無端遭到柳全的諷刺,於緋詩心中忍不住升騰起一陣心酸。


    並非不知道柳全跟柳煙兒的關係,也並非不知道柳煙兒的身份。其實,於緋詩從來都沒有想過要跟柳煙兒去爭什麽,是柳煙兒不肯放過她而已。於緋詩向來皆有自知之明,知道自己爭不過柳煙兒,不管是家世背景,還是那張臉。


    單是憑著柳煙兒那張跟已故冷妃一模一樣的臉,於緋詩就知道自己爭不過。


    無奈的搖了搖頭,於緋詩口中輕歎口氣,所謂一如宮門深似海,縱管不曾相識,隻要入了深宮,都會成為敵人。

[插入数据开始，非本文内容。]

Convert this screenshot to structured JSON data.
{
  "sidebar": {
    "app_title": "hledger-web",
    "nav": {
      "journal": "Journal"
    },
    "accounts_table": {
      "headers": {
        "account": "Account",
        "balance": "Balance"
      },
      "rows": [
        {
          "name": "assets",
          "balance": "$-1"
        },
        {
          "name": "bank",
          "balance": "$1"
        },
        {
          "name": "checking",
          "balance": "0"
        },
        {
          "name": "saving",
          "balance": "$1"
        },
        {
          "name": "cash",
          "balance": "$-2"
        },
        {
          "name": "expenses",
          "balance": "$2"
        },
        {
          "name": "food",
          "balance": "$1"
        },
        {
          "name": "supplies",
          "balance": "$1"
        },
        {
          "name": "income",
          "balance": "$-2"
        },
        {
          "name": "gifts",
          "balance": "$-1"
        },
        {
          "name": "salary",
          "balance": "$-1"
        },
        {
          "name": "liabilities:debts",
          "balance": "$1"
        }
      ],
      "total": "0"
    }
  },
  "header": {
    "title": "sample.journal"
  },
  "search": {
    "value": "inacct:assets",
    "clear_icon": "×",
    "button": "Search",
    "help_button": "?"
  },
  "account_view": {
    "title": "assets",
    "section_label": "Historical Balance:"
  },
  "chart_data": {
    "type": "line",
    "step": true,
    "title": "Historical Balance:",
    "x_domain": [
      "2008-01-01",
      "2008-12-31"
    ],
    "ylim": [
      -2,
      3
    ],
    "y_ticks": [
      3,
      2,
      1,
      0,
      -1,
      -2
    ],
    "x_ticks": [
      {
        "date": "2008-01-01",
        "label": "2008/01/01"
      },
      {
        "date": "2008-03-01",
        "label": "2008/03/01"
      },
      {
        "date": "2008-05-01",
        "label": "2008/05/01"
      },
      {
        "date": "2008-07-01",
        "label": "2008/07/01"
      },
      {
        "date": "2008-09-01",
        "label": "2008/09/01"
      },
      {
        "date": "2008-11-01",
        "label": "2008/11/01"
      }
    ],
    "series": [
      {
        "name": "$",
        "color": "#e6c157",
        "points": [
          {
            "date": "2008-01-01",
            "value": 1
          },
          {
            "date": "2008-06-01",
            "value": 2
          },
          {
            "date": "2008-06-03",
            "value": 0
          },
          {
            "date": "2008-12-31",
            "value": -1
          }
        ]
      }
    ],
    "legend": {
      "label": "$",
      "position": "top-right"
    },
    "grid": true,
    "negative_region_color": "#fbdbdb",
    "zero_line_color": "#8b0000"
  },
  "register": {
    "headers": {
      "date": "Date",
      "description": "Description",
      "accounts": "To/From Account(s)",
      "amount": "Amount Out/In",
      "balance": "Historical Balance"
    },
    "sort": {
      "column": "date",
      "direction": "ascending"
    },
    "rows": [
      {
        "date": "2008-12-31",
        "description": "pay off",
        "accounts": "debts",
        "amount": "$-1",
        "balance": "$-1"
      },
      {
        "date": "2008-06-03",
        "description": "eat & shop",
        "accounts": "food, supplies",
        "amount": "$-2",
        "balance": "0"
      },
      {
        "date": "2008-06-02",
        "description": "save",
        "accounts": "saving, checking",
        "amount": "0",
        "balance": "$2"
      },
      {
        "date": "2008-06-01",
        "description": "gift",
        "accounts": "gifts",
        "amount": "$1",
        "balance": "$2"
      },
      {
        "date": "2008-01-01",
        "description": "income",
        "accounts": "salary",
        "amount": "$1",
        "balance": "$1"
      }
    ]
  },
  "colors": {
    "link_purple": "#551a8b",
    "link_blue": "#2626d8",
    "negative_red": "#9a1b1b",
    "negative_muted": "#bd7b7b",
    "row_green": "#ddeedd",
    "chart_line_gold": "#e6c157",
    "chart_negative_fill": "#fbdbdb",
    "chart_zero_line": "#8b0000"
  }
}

    壓著心底的悲涼,在點紅跟懷袖的護送中,於緋詩安然回到芳華宮。


    今日是易無鳶大婚,於緋詩是全程陪伴著,從早上忙活到晚上。於緋詩是累的骨頭都在疼,全身黏糊糊的,便讓點紅被自己備下一桶熱水。


    屏退房內伺候的宮人,於緋詩褪下衣裳,將整個人沉浸在漫著騰騰熱氣的水裏。


    腦海中慌慌掠過近日來的一些光景,有許皖年,有顧琴沁,有易無鳶,還有柳全。忽爾間,於緋詩猛的想起。顧琴沁當年不是嫁入淮陽的薄家麽,薄家乃是官宦之家,而淮陽縣丞就是柳家的得意門生。


    如此說來,顧琴沁被休棄來到京城,興許根本就不是偶然。


    還有今天晚上,柳全出現在宮裏。


    今日是易無鳶大婚,朝中大大小小的官員都被邀請到尚書府中賀喜。連易無風都親自去了,柳全怎麽會在宮裏頭呢。一連串的疑問從於緋詩的腦海掠過去,慢慢的匯聚成一出讓人害怕的陰謀。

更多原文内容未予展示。